AFAIK we are still seeing less than 25% of office workers returned. An increasing amount of tension associated with that. When it comes to permanent WFH it looks like we have gone through denial and are somewhere between anger and bargaining. The quicker we move through depression to acceptance the better. I've read several articles claiming an increasing number of employees are quitting rather than returning to 100% in office jobs. I think the employers who have indicated they will be "disappointed' if everyone isn't back after Labor Day may be in for a rude awakening when other sailors steal their wind (i.e. workforce).
How does this sound for planning?
- Cause congestion on purpose by closing lanes, closing streets (calling it "Open Streets"), etc until NYC becomes the most congested city in the entire country
- Enact "Congestion Pricing" to tax anyone who dares to take a vehicle below 61st St, while upzoning Midtown East forillions more square feet of office space and planning a multi-million square foot expansion of an enormous Penn Station complex.
- Vastly reduce subway and bus service so people can't commute by public transportation:

I’m Miserable’: Why the Wait for the Subway Feels Longer Than Ever​

The pandemic and a hiring freeze have led to a shortage of train operators, conductors and workers in New York City, forcing thousands of subway trips to be canceled.

Then be shocked when we're not back to 100% office occupancy after Labor Day.
 

David Goldsmith

All Powerful Moderator
Staff member
My experience with the MTA is that they usually don't admit to things being as bad as they actually are.
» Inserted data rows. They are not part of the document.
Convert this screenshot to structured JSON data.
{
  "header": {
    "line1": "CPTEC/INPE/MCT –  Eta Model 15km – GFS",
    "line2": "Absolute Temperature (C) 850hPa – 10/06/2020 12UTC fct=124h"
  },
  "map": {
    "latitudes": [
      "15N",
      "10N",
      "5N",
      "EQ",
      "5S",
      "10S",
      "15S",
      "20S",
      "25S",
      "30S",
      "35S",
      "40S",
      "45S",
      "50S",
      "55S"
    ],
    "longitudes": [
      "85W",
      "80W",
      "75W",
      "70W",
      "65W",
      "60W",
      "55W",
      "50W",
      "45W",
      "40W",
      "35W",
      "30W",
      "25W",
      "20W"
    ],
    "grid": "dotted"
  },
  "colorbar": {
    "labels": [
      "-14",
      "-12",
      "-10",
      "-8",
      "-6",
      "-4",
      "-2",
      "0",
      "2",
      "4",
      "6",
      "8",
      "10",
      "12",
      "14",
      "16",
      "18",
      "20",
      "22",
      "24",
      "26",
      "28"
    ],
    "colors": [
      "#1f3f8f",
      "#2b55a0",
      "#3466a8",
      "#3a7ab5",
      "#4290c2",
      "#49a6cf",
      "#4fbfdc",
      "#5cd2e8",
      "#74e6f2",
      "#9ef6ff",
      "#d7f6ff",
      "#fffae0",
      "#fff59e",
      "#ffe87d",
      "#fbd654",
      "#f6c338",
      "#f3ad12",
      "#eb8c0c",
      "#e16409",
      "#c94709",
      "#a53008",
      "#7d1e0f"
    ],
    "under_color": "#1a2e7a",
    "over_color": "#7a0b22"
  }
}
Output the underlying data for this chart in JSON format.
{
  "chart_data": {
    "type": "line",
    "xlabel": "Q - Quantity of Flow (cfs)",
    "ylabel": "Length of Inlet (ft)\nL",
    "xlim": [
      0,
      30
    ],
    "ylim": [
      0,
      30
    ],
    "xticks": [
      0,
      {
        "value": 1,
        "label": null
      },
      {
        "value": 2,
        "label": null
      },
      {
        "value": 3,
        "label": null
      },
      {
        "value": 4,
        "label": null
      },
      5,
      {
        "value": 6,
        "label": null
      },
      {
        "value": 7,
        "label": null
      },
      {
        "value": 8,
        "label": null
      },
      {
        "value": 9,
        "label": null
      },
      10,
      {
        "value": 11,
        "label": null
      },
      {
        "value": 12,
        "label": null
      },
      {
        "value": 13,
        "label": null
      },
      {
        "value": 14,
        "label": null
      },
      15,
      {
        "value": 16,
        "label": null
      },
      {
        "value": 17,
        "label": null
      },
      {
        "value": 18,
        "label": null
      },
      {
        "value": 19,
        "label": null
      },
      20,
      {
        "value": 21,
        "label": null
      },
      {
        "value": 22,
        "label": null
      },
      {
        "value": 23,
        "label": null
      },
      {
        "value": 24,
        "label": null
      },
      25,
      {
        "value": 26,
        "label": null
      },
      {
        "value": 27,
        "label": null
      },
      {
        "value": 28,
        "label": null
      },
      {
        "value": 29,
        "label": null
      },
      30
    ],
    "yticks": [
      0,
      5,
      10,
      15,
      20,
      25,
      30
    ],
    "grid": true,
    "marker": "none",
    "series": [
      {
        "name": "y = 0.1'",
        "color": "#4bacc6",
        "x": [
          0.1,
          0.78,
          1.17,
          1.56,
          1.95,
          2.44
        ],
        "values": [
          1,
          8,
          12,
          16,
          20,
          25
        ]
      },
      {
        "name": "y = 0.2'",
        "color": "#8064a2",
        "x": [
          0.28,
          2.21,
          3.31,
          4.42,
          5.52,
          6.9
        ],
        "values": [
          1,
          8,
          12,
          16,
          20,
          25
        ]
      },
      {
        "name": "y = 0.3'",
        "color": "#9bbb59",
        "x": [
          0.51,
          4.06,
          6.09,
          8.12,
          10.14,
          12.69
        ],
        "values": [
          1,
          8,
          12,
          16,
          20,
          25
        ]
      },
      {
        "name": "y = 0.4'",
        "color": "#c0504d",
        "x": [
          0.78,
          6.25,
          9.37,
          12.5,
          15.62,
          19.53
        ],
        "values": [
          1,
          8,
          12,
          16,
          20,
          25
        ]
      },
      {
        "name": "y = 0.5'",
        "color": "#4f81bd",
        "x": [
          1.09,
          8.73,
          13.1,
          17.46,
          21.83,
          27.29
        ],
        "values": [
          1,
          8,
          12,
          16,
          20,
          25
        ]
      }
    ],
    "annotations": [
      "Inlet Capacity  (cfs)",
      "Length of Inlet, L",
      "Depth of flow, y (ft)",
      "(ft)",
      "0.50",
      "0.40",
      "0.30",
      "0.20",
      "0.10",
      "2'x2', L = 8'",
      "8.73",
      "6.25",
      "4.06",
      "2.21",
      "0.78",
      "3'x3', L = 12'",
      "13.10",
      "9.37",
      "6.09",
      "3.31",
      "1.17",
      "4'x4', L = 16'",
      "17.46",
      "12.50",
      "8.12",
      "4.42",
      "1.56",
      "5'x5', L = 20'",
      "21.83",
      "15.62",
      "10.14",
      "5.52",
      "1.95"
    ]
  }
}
So if they are admitting that ridership won't return to 80% to 90% of pre-pandemic ridership until 2024, what does it say about people returning to offices post Labor Day?

MTA leaders mull big train, bus, subway service cuts for 2023; expect transit ridership won’t hit pre-pandemic levels​

Metropolitan Transportation Authority Chief Financial Officer Bob Foran pointed to projections from the consulting firm McKinsey and Co. that estimate the MTA’s ridership by 2024 would only recover to 80% to 90% of prepandemic levels.
 

David Goldsmith

All Powerful Moderator
Staff member
Apparently the market is so hot right now you can sell your One57 Billionaires Row condo for only 27% off 2015 prices.

Shark Tank’s Robert Herjavec Buys One57 Condo for Big Discount​

The IT security firm founder and reality show star paid about $34.5 million for the roughly 6,200-square-foot spread​

Robert Herjavec, founder of an eponymous IT security firm who appears on the investment reality show “Shark Tank,” has snapped up an apartment at New York’s One57 for roughly $34.5 million, he confirmed.

The deal represents a major loss for the seller, a limited-liability company with an address at the offices of Pacific American, a company with ties to Chinese conglomerate HNA Group. The company paid $47.37 million for the unit about six years ago, The Wall Street Journal reported, and the apartment was listed for $45 million in July 2020, according to listing website StreetEasy.
 

David Goldsmith

All Powerful Moderator
Staff member

At 432 Park, a $30M condo is in default and its owner has vanished​

The $30 million condo unit high atop East 57th Street sits empty, stripped of its furniture and possibly abandoned. The mortgage on the 72nd floor residence at 432 Park Avenue is in default, its guarantor appears to be in custody in China and the unit owner’s identity is uncertain.

Now the firm that owns the debt wants to seize the 4,000-square-foot property on Billionaires’ Row, where high-end real estate purchases are often shrouded behind layers of LLCs.

In a lawsuit filed last week, Maverick Real Estate Partners is seeking to foreclose on the three-bedroom unit, hoping to sell it “on an expedited basis on the grounds that the property is vacant and/or abandoned.”

Maverick alleges the owner of unit 72A — listed as an offshore LLC — has failed to make mortgage payments since March, throwing the loan into default.